Functional evaluation of the cystic fibrosis transmembrane conductance regulator in the endocervix†

Abstract

The cystic fibrosis transmembrane conductance regulator (CFTR) is an apical membrane chloride/bicarbonate ion channel in epithelial cells. Mutations in CFTR cause cystic fibrosis, a disease characterized by thickened mucus secretions and is associated with subfertility and infertility. CFTR function has been well characterized in vitro and in vivo in airway and other epithelia studies. However, little is known about CFTR function in the cervix in health and its contribution to cyclic regulation of fertility from endocervical mucus changes. Contributing to this research gap is the lack of information on the effect of sex steroid hormones on CFTR expression in cervical epithelial cells across the menstrual cycle. Herein, we demonstrate the hormonal regulation of CFTR expression in endocervical cells both in vitro and in vivo, and that conditionally reprogrammed endocervical epithelial cells can be used to interrogate CFTR ion channel function. CFTR activity was demonstrated in vitro using electrophysiological methods and functionally inhibited by the CFTR-specific inhibitors inh-172 and GlyH-101. We also report that CFTR expression is increased by estradiol in the macaque cervix both in vitro and in vivo in Rhesus macaques treated with artificial menstrual cycles. Estrogen upregulation of CFTR is blocked in vivo by cotreatment with progesterone. Our findings provide the most comprehensive evidence to date that steroid hormones drive changes in CFTR expression. These data are integral to understanding the role of CFTR as a fertility regulator in the endocervix.

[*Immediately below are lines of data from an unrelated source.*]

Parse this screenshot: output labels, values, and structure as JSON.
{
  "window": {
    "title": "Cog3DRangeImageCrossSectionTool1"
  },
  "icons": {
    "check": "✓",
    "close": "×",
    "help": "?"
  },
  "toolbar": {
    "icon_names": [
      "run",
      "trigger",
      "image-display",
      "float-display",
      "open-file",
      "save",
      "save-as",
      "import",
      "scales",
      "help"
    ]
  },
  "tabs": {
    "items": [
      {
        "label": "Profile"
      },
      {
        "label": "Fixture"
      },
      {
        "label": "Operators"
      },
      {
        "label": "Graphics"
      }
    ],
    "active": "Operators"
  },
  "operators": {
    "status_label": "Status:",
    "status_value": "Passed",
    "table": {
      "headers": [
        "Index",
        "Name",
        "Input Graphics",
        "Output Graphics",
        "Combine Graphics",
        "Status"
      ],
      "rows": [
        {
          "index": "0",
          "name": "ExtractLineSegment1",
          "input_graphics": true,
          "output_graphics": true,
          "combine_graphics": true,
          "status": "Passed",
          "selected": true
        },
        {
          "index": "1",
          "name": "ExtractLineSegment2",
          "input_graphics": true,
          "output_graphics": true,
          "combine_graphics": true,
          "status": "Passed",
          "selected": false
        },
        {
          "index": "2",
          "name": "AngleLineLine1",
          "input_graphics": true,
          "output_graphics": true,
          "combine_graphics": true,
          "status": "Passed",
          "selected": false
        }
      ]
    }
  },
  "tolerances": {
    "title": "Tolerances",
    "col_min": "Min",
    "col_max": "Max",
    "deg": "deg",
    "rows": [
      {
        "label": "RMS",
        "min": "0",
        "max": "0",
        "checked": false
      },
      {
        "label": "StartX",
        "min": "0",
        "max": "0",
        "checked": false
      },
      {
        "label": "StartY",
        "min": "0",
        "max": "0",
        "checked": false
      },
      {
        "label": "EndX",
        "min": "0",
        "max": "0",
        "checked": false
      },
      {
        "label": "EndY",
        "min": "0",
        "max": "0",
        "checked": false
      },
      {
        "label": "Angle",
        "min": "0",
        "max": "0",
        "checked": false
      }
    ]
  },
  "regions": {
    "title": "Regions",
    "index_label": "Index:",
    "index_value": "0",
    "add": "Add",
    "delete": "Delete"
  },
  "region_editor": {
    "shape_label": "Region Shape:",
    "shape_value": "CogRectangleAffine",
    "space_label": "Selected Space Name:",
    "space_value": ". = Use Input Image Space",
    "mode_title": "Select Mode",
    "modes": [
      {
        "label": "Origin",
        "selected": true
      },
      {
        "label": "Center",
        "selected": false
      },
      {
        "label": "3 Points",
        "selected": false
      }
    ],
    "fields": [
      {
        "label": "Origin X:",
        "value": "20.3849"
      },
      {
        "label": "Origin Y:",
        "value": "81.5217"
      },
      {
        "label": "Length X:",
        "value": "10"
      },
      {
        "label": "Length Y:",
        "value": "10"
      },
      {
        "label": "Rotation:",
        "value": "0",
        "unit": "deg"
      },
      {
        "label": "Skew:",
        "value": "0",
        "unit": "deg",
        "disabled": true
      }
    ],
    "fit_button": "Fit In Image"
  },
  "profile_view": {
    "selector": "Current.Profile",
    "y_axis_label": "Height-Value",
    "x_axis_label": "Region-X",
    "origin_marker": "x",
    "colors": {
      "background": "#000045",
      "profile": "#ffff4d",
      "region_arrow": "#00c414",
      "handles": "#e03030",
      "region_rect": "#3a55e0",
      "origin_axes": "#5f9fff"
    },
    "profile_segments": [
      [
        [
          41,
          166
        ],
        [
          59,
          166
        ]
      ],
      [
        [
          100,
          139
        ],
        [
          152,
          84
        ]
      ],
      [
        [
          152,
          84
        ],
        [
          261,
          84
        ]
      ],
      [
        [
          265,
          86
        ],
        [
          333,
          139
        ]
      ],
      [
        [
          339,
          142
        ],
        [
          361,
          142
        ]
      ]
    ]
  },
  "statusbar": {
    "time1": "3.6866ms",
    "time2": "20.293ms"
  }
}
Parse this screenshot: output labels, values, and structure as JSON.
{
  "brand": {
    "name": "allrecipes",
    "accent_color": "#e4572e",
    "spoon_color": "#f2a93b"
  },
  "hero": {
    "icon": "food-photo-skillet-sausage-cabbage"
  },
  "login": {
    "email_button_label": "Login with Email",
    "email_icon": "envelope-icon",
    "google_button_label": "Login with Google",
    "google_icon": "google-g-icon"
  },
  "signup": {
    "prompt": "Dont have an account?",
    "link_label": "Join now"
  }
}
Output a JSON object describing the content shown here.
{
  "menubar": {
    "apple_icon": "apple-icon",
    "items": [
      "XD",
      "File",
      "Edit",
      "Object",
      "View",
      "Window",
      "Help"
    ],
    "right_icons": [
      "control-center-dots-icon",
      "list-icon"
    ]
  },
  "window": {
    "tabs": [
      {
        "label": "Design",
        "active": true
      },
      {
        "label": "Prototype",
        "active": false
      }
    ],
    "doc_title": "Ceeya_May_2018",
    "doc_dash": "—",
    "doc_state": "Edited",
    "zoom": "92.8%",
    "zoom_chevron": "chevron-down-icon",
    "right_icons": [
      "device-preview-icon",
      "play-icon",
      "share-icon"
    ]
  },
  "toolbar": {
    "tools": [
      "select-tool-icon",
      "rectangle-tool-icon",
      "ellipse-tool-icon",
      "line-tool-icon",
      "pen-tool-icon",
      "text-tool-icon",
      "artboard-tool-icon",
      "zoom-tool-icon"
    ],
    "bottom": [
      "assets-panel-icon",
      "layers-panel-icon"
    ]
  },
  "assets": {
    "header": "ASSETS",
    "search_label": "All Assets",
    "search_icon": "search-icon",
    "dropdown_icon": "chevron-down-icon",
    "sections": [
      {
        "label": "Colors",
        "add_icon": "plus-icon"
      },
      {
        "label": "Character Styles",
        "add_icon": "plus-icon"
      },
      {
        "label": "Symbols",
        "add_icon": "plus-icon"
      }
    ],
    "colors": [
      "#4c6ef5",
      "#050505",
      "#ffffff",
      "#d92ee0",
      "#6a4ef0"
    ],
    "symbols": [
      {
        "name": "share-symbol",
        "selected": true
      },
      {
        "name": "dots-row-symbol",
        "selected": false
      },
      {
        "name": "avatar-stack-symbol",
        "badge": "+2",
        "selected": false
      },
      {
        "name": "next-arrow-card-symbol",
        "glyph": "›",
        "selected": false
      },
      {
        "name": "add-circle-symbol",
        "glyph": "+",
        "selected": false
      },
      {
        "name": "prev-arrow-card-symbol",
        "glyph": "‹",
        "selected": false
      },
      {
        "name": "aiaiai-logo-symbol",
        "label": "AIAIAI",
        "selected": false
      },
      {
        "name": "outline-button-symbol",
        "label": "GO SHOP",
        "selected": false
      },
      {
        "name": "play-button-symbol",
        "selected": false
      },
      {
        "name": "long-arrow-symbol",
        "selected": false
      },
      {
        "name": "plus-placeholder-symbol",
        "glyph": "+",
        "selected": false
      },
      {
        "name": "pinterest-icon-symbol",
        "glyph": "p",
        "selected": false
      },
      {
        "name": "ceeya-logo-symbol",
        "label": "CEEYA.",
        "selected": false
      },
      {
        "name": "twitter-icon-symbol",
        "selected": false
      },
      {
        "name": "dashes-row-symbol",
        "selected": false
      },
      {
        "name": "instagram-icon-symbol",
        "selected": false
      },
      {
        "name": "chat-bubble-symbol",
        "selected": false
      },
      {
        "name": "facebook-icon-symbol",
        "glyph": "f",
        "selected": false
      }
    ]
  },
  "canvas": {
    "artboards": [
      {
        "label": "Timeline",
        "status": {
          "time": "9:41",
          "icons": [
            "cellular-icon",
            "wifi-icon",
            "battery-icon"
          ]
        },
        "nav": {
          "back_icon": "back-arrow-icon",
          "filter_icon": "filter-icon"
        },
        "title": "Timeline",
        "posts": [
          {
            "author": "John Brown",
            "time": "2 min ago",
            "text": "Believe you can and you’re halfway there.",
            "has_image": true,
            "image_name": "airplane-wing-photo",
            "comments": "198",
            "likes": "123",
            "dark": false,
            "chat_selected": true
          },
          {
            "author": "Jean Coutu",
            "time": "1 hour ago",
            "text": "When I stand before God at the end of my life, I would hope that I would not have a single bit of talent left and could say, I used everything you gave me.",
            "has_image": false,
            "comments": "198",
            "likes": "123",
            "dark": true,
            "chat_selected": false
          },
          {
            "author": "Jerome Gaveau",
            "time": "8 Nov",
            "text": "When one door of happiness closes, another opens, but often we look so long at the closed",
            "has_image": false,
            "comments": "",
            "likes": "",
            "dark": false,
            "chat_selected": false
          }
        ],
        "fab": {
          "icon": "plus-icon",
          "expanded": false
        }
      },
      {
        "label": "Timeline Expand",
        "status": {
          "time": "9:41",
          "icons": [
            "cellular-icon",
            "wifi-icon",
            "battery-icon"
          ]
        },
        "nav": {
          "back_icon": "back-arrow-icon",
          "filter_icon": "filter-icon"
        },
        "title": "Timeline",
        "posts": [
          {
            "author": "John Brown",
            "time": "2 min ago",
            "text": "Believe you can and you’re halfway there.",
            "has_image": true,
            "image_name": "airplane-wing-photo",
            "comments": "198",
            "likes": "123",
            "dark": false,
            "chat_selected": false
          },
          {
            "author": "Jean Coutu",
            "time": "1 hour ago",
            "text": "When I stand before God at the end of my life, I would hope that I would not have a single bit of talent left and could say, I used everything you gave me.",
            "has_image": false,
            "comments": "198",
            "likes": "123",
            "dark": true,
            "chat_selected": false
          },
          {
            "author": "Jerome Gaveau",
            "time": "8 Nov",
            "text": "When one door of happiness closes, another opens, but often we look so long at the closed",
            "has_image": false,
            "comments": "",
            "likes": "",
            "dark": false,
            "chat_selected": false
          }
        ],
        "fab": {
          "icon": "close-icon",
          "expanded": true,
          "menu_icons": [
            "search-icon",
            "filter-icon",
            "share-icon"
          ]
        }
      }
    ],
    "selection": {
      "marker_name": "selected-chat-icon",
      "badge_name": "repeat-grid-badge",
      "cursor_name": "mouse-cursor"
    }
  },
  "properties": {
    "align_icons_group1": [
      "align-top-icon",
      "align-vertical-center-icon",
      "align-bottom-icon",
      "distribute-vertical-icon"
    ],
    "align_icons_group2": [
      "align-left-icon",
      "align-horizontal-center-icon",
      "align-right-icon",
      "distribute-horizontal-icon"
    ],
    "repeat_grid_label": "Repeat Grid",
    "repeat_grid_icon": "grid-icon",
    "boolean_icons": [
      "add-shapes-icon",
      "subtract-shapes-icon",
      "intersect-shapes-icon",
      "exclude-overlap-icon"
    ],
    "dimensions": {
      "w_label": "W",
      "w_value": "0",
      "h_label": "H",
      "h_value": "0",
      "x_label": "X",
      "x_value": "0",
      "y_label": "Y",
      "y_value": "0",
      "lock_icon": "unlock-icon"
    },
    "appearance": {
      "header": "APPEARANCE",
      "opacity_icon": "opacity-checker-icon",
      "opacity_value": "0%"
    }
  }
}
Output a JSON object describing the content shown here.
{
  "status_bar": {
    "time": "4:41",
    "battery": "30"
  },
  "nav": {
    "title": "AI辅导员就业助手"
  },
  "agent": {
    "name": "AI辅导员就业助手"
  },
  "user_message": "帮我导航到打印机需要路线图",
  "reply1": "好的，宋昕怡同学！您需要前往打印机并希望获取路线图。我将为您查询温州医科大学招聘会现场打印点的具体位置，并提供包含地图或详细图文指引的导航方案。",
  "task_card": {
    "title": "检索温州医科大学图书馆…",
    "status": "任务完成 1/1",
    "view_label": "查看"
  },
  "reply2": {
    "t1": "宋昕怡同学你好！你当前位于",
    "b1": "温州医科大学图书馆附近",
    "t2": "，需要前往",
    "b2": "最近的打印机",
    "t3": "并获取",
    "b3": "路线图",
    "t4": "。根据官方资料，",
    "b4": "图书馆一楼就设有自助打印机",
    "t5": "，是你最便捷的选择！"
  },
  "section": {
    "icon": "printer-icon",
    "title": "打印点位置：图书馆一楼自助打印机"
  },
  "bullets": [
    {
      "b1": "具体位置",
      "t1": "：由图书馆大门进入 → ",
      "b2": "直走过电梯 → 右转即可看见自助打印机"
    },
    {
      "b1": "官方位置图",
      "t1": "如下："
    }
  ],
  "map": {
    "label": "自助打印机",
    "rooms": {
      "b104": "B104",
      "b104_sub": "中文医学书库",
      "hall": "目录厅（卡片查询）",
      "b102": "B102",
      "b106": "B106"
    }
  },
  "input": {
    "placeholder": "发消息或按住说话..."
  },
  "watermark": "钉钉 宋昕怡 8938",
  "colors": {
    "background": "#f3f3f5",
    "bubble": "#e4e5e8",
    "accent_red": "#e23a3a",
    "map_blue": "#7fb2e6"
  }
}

Keywords: cervix; contraception; cystic fibrosis transmembrane conductance regulator; female reproductive tract; fertility; primates using hormone receptors; reprogramming.

Figure 1

CFTR as well as chloride and bicarbonate transporters are required for normal mucus secretion. Under normal conditions, CFTR mediated Cl⁻ ion secretion creates an electrochemical gradient that results in Na⁺ movement and water secretion along the paracellular pathway. CFTR is also a HCO₃⁻ (bicarbonate) channel that creates both an electrochemical gradient and regulates pH in the extracellular mucus necessary for mucin protein unfolding and gel formation. If CFTR is defective or inhibited, the mucus layer become dysfunctional.

Figure 2

Hormone treatments for the archived samples. The animals were treated with E2 and P4 to stimulate artificial menstrual cycles. E2-releasing implants were inserted into the animals on artificial cycle day 0 and remained in place throughout the entire hormone treatment. After 14 days of E2 priming, the animals received a P4-releasing implant. Removal of the P4 implant (leaving E2 in place) stimulated menstruation to complete the menstrual cycle.

Figure 3

Mean (+SE) transepithelial electrical resistance of CRECs treated with CFTR inhibitors Inh-172 and GlyH-101 compared with vehicle-only controls. The resistance measurements are relative to the pretreatment baseline.

Figure 4

Mean (+SE) changes in short circuit current in response to amiloride, an antagonist to the ENaC, CFTR activator forskolin and CFTR specific inhibitor Inh 172. Data represent six experiments from two different primary cell lines.

Figures 5

Representative tracing of short circuit current (Isc) over time. After cells were equilibrated and permeabilized with nystatin, amiloride (A) was added to inhibit the ENaC, decreasing Isc. The buffer was then exchanged for a chloride-free solution (B). CFTR was then interrogated with its activator (forskolin) (C) and subsequently inhibited with the known channel specific inhibitor Inh-172 (D) demonstrating subsequent increase and decrease of the Isc respectively.

Figure 6

Differentiated CRECs were treated with either no hormone control media for 9 days (“CC”), E2 (10 nM) only for 9 days (“EE”), and 7 days of E2 (10 nM) followed by 48 h of E2 + P4 medium (“EP”) (1 nM, 100 nm), or finally 7 days of E2 (10 nM) followed by no hormone control (“EC”). Mean (+SE) expression levels were normalized to RPL-32. These were additionally compared with undifferentiated cells (not taken to ALI, “UD”). ^*P < 0.001; ^**P < 0.01; ^***P < 0.05.

Figure 7

Mean (+SE) levels of CFTR transcript assayed by GeneChip analysis (upper panel) and qPCR (lower panel). [Day 0, N = 5; Day 3–4, N = 3; Day 14, N = 5; Day 15, N = 3; Day 17, N = 5; Day 21, N = 4; oophorectomized, N = 4 (qPCR only)]. P-value calculation using Fisher’s LSD test for comparison of means.

Figure 8

Immunostaining for CFTR. Immunohistochemistry (IHC) stain of CFTR at day 0 (insertion day of E2 implant), day 4 of E2 implant-only, day 14 of E2 implant-only, day 21 (E2 + 7 days of P4 implant), and in ovariectomized animals without hormone replacement. Lung and duodenum are included here as positive controls.